Book Spotlights Dark Side of 20th-Century British Writer Who Wrestled With Faith
The figure of the gargoyle is key to appreciating the early 20th-century British writer G.K. Chesterton, author John Tibbetts believes.
“The Dark Side of G.K. Chesterton: Gargoyles & Grotesques” (McFarland Publishing) is the fourth in a series of books about gothic fiction from the retired University of Kansas professor of film & media studies.
He began with “The Gothic Imagination: Conversations on Fantasy, Horror and Science Fiction in the Media” and continued with “The Gothic Worlds of Peter Straub,” whom Tibbetts calls “America’s greatest ghost story writer.” Lately, he has focused on two early 20th-century British writers of the "weird fiction" genre.

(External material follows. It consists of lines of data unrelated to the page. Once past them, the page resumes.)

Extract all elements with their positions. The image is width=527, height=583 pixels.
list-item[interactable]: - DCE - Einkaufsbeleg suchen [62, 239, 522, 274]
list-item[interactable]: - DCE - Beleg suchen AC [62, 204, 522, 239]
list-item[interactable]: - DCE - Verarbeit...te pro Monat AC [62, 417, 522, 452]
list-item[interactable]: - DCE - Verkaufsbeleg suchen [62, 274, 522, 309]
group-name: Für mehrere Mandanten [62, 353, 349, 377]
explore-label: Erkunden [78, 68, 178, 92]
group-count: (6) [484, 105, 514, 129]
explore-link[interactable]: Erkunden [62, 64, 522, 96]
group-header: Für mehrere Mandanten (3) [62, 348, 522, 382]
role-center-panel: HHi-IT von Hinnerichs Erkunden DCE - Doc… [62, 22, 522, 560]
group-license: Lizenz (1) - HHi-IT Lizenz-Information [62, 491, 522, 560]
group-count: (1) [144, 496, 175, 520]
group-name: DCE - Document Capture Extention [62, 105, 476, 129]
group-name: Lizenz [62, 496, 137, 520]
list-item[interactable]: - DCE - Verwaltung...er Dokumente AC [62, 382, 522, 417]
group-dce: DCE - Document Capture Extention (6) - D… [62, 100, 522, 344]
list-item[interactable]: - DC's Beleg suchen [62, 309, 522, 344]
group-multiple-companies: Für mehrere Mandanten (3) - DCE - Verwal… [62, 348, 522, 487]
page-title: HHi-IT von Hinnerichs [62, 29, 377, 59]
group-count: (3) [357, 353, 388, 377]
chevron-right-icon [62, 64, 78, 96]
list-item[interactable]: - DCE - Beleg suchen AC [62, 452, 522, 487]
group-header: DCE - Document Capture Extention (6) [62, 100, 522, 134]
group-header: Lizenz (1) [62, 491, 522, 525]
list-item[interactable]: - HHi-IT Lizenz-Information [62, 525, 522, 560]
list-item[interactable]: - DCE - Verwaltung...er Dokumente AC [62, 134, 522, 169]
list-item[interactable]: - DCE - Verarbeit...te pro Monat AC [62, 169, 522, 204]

His biography, “The Furies of Marjorie Bowen,” is to be followed later this year by a two-volume critical study of her work in “The Marjorie Bowen Reader.”
His new book is “a highly idiosyncratic view that takes into account Chesterton as a fantasist, detective-story writer and science fiction prophet," Tibbetts said.
Like many of the 28 books Tibbetts has written or edited — either alone or with collaborators — this one can be traced back to a book he picked up as a child in his father’s library.